CPC: Lecture Topic WITH DR. Golden

Phenytoin Toxicity

Phenytoin is a voltage gated sodium channel inhibitor. It is a highly protein bound drug, 90-95%. The IV formulation is rarely used due to the high risk of cardiac arrhythmias and hypotension. Adverse events related to oral phenytoin include agraunlocytosis and thrombocytopenia, gingival hyperplasia, ataxia, and hirsutism. As levels of phenytoin increase, patients develop nystagmus, ataxia, nausea, vomiting, slurred speech, lethargy and confusion. 


Chronic toxicity is generally managed with supportive care. Patients with acute toxicity can get dialysis but this is generally just in patients with significant underlying hepatic or renal dysfunction.

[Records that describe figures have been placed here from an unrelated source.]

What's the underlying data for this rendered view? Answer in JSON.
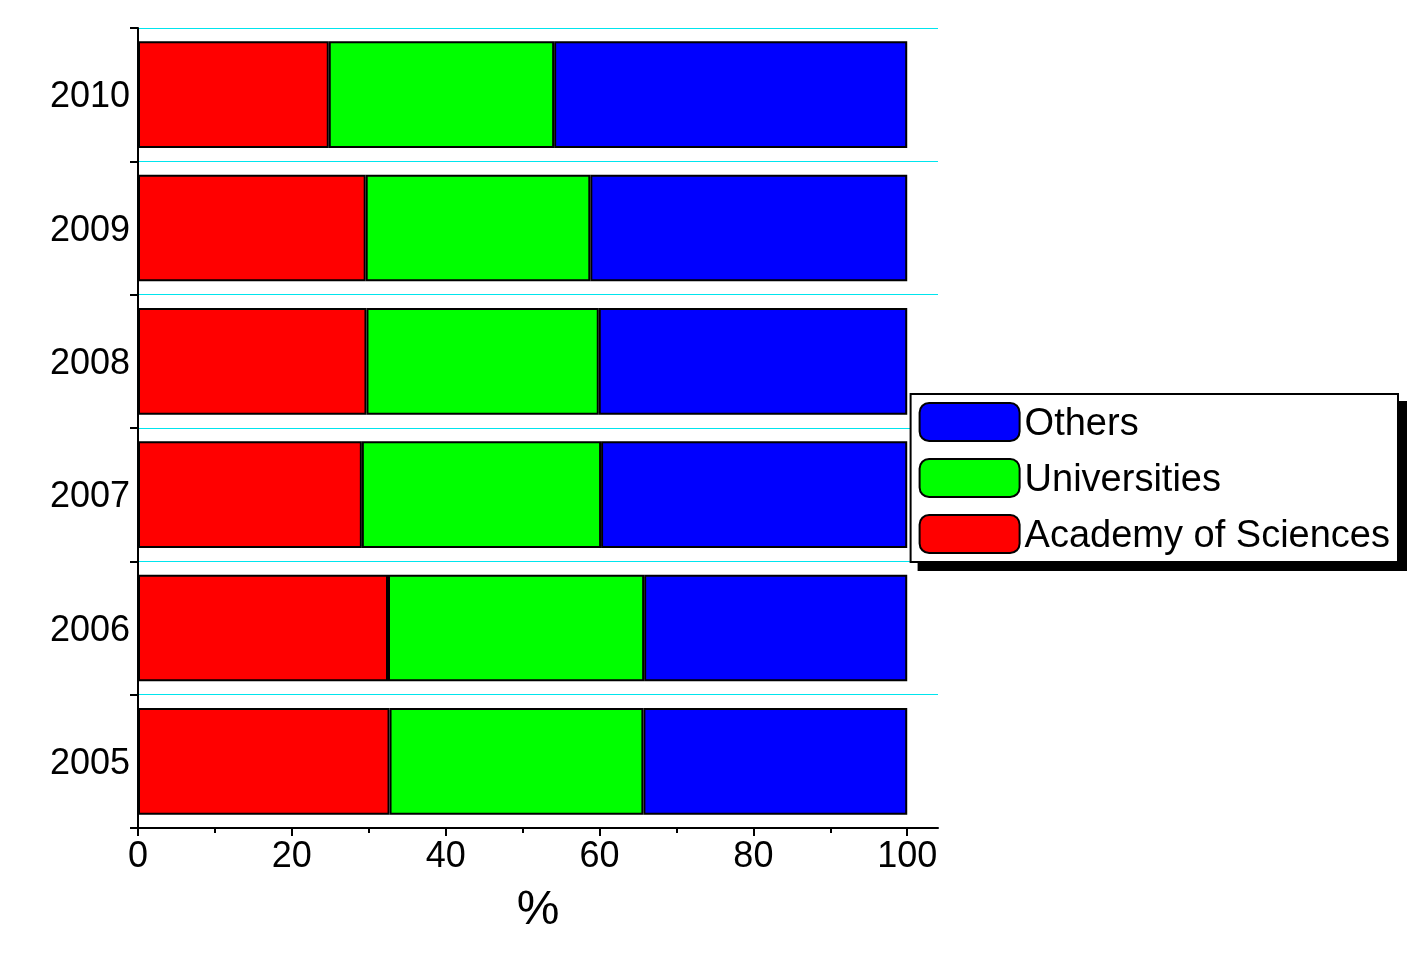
{
  "chart_data": {
    "type": "bar",
    "orientation": "horizontal",
    "stacked": true,
    "xlabel": "%",
    "categories": [
      "2010",
      "2009",
      "2008",
      "2007",
      "2006",
      "2005"
    ],
    "series": [
      {
        "name": "Academy of Sciences",
        "color": "#ff0000",
        "values": [
          24.8,
          29.6,
          29.7,
          29.1,
          32.5,
          32.7
        ]
      },
      {
        "name": "Universities",
        "color": "#00ff00",
        "values": [
          29.3,
          29.2,
          30.2,
          31.1,
          33.3,
          33.0
        ]
      },
      {
        "name": "Others",
        "color": "#0000ff",
        "values": [
          45.9,
          41.2,
          40.1,
          39.8,
          34.2,
          34.3
        ]
      }
    ],
    "xlim": [
      0,
      104
    ],
    "xticks": [
      0,
      20,
      40,
      60,
      80,
      100
    ],
    "grid": "y",
    "legend": "right"
  }
}
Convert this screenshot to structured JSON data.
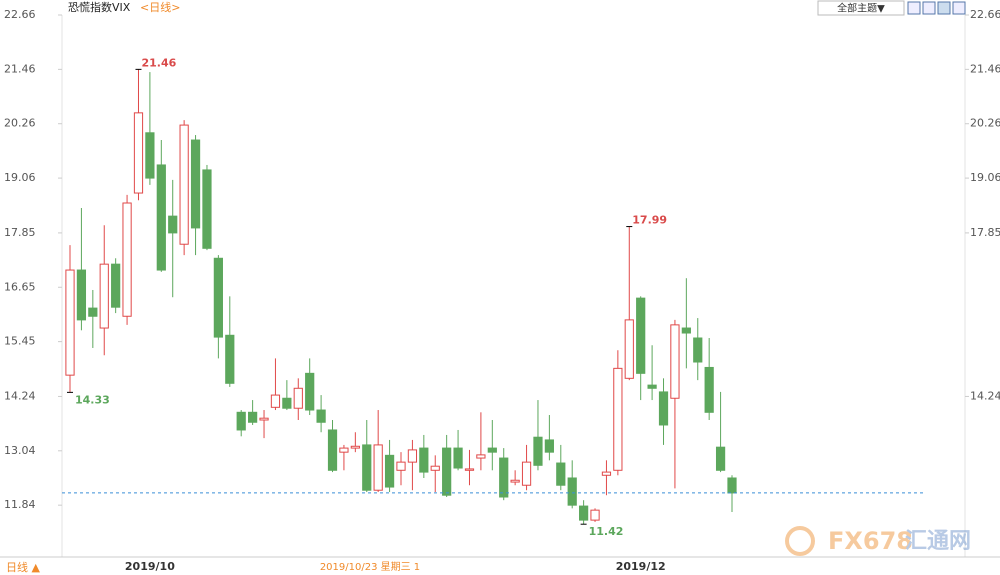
{
  "chart_data": {
    "type": "candlestick",
    "title": "恐慌指数VIX",
    "period": "<日线>",
    "theme_button": "全部主题▼",
    "period_switch": "日线 ▲",
    "status_text": "2019/10/23 星期三 1",
    "watermark": {
      "brand": "FX678",
      "name": "汇通网"
    },
    "up_color": "#e04848",
    "down_color": "#5ca75c",
    "categories": [
      null,
      null,
      null,
      null,
      null,
      null,
      null,
      "2019/10",
      null,
      null,
      null,
      null,
      null,
      null,
      null,
      null,
      null,
      null,
      null,
      null,
      null,
      null,
      null,
      null,
      null,
      null,
      null,
      null,
      null,
      null,
      null,
      null,
      null,
      null,
      null,
      null,
      null,
      null,
      null,
      null,
      null,
      null,
      null,
      null,
      null,
      null,
      null,
      null,
      null,
      null,
      "2019/12",
      null,
      null,
      null,
      null,
      null,
      null,
      null,
      null
    ],
    "open": [
      14.71,
      17.03,
      16.19,
      15.75,
      17.16,
      16.01,
      18.73,
      20.06,
      19.35,
      18.22,
      17.6,
      19.9,
      19.24,
      17.29,
      15.59,
      13.89,
      13.89,
      13.72,
      14.0,
      14.2,
      13.98,
      14.75,
      13.94,
      13.5,
      13.01,
      13.1,
      13.17,
      12.17,
      12.94,
      12.61,
      12.79,
      13.1,
      12.61,
      13.1,
      13.1,
      12.61,
      12.88,
      13.1,
      12.88,
      12.35,
      12.28,
      13.34,
      13.28,
      12.77,
      12.44,
      11.82,
      11.51,
      12.5,
      12.61,
      14.64,
      16.41,
      14.49,
      14.34,
      14.2,
      15.75,
      15.53,
      14.88,
      13.12,
      12.44
    ],
    "high": [
      17.58,
      18.4,
      16.59,
      18.02,
      17.29,
      18.69,
      21.46,
      21.4,
      19.9,
      19.02,
      20.34,
      20.01,
      19.35,
      17.36,
      16.45,
      13.94,
      14.16,
      13.94,
      15.08,
      14.6,
      14.64,
      15.08,
      14.27,
      13.72,
      13.17,
      13.45,
      13.72,
      13.94,
      13.28,
      13.01,
      13.28,
      13.39,
      12.94,
      13.39,
      13.5,
      13.06,
      13.89,
      13.72,
      13.1,
      12.61,
      13.17,
      14.16,
      13.83,
      13.17,
      12.83,
      11.95,
      11.77,
      12.83,
      15.26,
      17.99,
      16.45,
      15.37,
      14.64,
      15.93,
      16.85,
      15.97,
      15.53,
      14.34,
      12.5
    ],
    "low": [
      14.33,
      15.7,
      15.31,
      15.15,
      16.08,
      15.82,
      18.57,
      18.91,
      16.99,
      16.43,
      17.36,
      17.36,
      17.47,
      15.08,
      14.45,
      13.36,
      13.61,
      13.32,
      13.94,
      13.94,
      13.72,
      13.83,
      13.45,
      12.57,
      12.61,
      13.01,
      12.13,
      12.13,
      12.13,
      12.28,
      12.17,
      12.44,
      12.13,
      12.02,
      12.61,
      12.28,
      12.61,
      12.61,
      11.95,
      12.28,
      12.17,
      12.61,
      12.83,
      12.17,
      11.77,
      11.42,
      11.47,
      12.06,
      12.5,
      14.6,
      14.16,
      14.16,
      13.17,
      12.21,
      14.86,
      14.6,
      13.72,
      12.57,
      11.69
    ],
    "close": [
      17.03,
      15.93,
      16.01,
      17.16,
      16.21,
      18.51,
      20.5,
      19.06,
      17.03,
      17.85,
      20.23,
      17.96,
      17.51,
      15.55,
      14.53,
      13.5,
      13.67,
      13.76,
      14.27,
      13.98,
      14.42,
      13.94,
      13.67,
      12.61,
      13.1,
      13.14,
      12.17,
      13.17,
      12.24,
      12.79,
      13.06,
      12.57,
      12.7,
      12.06,
      12.66,
      12.64,
      12.95,
      13.01,
      12.02,
      12.39,
      12.79,
      12.72,
      13.01,
      12.28,
      11.84,
      11.51,
      11.73,
      12.57,
      14.86,
      15.93,
      14.75,
      14.42,
      13.61,
      15.82,
      15.64,
      15.0,
      13.89,
      12.61,
      12.11
    ],
    "high_marks": [
      21.46,
      17.99
    ],
    "low_marks": [
      14.33,
      11.42
    ],
    "ylim": [
      10.74,
      22.66
    ],
    "yticks": [
      11.84,
      13.04,
      14.24,
      15.45,
      16.65,
      17.85,
      19.06,
      20.26,
      21.46,
      22.66
    ],
    "y2lim": [
      10.74,
      22.66
    ],
    "y2ticks": [
      14.24,
      17.85,
      19.06,
      20.26,
      21.46,
      22.66
    ]
  }
}
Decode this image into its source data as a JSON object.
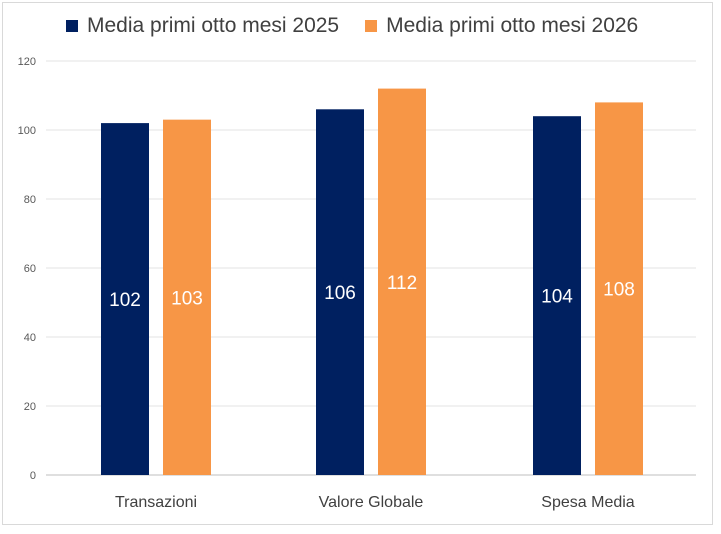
{
  "chart_data": {
    "type": "bar",
    "categories": [
      "Transazioni",
      "Valore Globale",
      "Spesa Media"
    ],
    "series": [
      {
        "name": "Media primi otto mesi 2025",
        "color": "#002060",
        "values": [
          102,
          106,
          104
        ]
      },
      {
        "name": "Media primi otto mesi 2026",
        "color": "#F79646",
        "values": [
          103,
          112,
          108
        ]
      }
    ],
    "y_ticks": [
      "0",
      "20",
      "40",
      "60",
      "80",
      "100",
      "120"
    ],
    "ylim": [
      0,
      120
    ],
    "grid": true,
    "legend_position": "top",
    "data_labels": true
  }
}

More commonly, patients with acute toxicity are managed with supportive care.

R4 Case Follow-Up: Lecture Topic WITH DR. Gorder


Acute coronary syndrome (ACS) but without an EKG showing ST elevation is considered non ST-elevation ACS, which includes unstable angina (UA) and non-ST elevation MI (NSTEMI). NSTEMI is differentiated from UA by the presence of elevated troponins.

NSTEMI Management

The evidence that looks at management and outcomes of patients with NSTEMI does not differentiate between the etiologies of NSTEMI. 

For high risk patients there is increased benefit from anticoagulation and anti-platelet medications and early angiography and PCI. Studies have shown that patients have improved mortality and less ischemic events when placed on early anticoagulation and anti-platelet medication.

For all patients with NSTEMIs guidelines from the AHA and ESC recommends all patients should receive aspirin, plavix, and anti-thrombotics. Although guidelines recommend angiography and PCI for patients with NSTEMI the timing of when angiography should occur is debated. 

Classification of NSTEMI

  • Type 1 - primary coronary process due to acute plaque rupture
  • Type 2 - state of reduced myocardial oxygen supple or increased demand without plaque rupture, sepsis most common cause in USA
  • Type 3 - patients who present after cardiac arrest who do not have a pre-arrest MI
  • Type 4 - post procedure
  • Type 5 - post CABG


It can be very difficult to tell the difference between a type 1 and type 2 NSTEMI. In the ED these are often complex patients with significant CAD risk factors. Consider using TIMI score, GRACE score, or other risk stratification systems to delineate who needs additional diagnostics.